I’m writing this code for the problem #18 in Codeabbey. I need to calculate the square root of an array of numbers [150, 0, 5, 1 10, 3] I have to divide this array in three arrays (x,n) [[150, 0], [5, 1], [10 3]] where x: is the number I want to calculate the square root of and n: is the number of times I have to try the formula r = (r + x / r) / 2 to get the result which is r, r is starting with 1. There’s no problem with that, the problem is when I have to append the result because if r is 3.0 I have to append it as an integer: 3 but if r is 3.964 I have to append it as a floating.
def squareRoot():
rawArr = [int(n) for n in input().split()]

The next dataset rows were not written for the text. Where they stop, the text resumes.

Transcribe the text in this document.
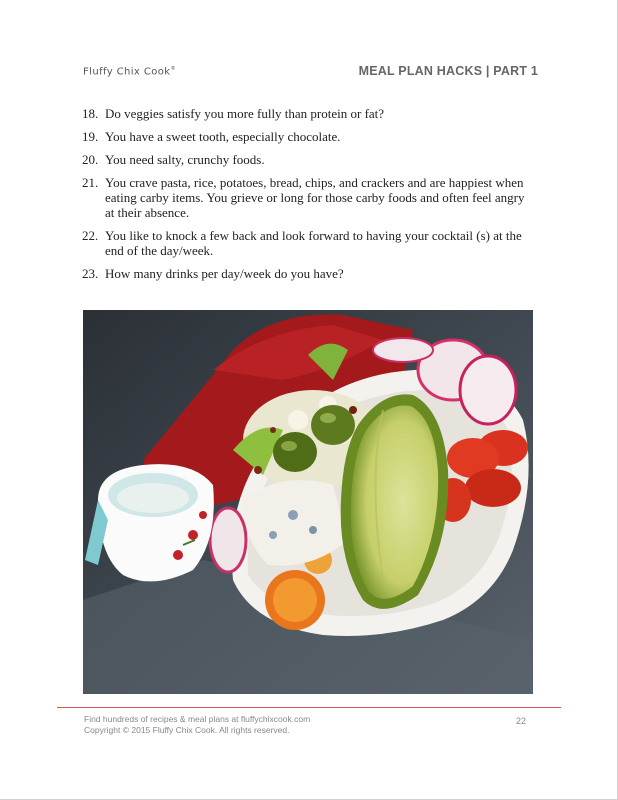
Fluffy Chix Cook®	MEAL PLAN HACKS | PART 1
18. Do veggies satisfy you more fully than protein or fat?
19. You have a sweet tooth, especially chocolate.
20. You need salty, crunchy foods.
21. You crave pasta, rice, potatoes, bread, chips, and crackers and are happiest when eating carby items. You grieve or long for those carby foods and often feel angry at their absence.
22. You like to knock a few back and look forward to having your cocktail (s) at the end of the day/week.
23. How many drinks per day/week do you have?
Find hundreds of recipes & meal plans at fluffychixcook.com
Copyright © 2015 Fluffy Chix Cook. All rights reserved.
22
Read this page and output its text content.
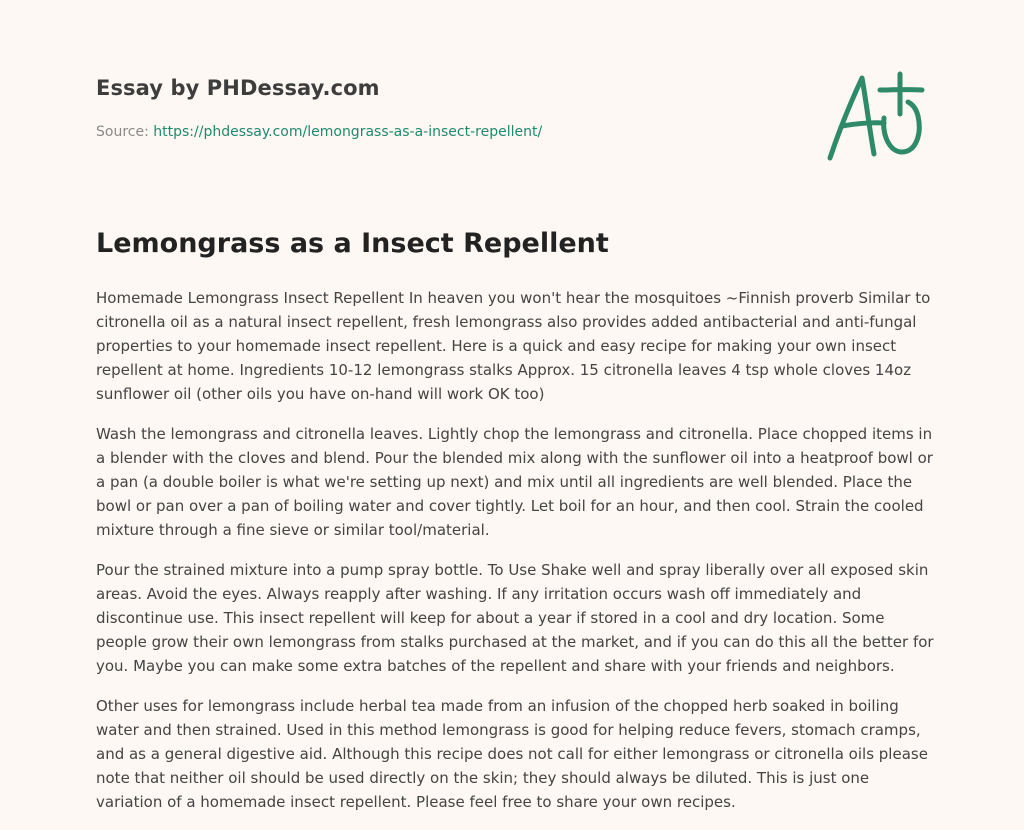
Essay by PHDessay.com
Source: https://phdessay.com/lemongrass-as-a-insect-repellent/
Lemongrass as a Insect Repellent

Homemade Lemongrass Insect Repellent In heaven you won't hear the mosquitoes ~Finnish proverb Similar to citronella oil as a natural insect repellent, fresh lemongrass also provides added antibacterial and anti-fungal properties to your homemade insect repellent. Here is a quick and easy recipe for making your own insect repellent at home. Ingredients 10-12 lemongrass stalks Approx. 15 citronella leaves 4 tsp whole cloves 14oz sunflower oil (other oils you have on-hand will work OK too)

Wash the lemongrass and citronella leaves. Lightly chop the lemongrass and citronella. Place chopped items in a blender with the cloves and blend. Pour the blended mix along with the sunflower oil into a heatproof bowl or a pan (a double boiler is what we're setting up next) and mix until all ingredients are well blended. Place the bowl or pan over a pan of boiling water and cover tightly. Let boil for an hour, and then cool. Strain the cooled mixture through a fine sieve or similar tool/material.

Pour the strained mixture into a pump spray bottle. To Use Shake well and spray liberally over all exposed skin areas. Avoid the eyes. Always reapply after washing. If any irritation occurs wash off immediately and discontinue use. This insect repellent will keep for about a year if stored in a cool and dry location. Some people grow their own lemongrass from stalks purchased at the market, and if you can do this all the better for you. Maybe you can make some extra batches of the repellent and share with your friends and neighbors.

Other uses for lemongrass include herbal tea made from an infusion of the chopped herb soaked in boiling water and then strained. Used in this method lemongrass is good for helping reduce fevers, stomach cramps, and as a general digestive aid. Although this recipe does not call for either lemongrass or citronella oils please note that neither oil should be used directly on the skin; they should always be diluted. This is just one variation of a homemade insect repellent. Please feel free to share your own recipes.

arr = [rawArr[i:i+2] for i in range(0,len(rawArr)-1,2)]
results = []
for a in arr:
x,n = a
r = 1.0
for i in range(0,n):
r = (r + x / r) / 2
if r.is_integer:
results.append(str(int(r)))
else:
results.append(str(round(r,3)))
return " ".join(results)
The input is:
150 0 5 1 10 3
and the output is:
'1 3 3'
This is what I get if I don’t use is_integer():
'1 3.0 3.196xxxxx'
What the output should be:
1 3 3.196
I can’t see where the problem is.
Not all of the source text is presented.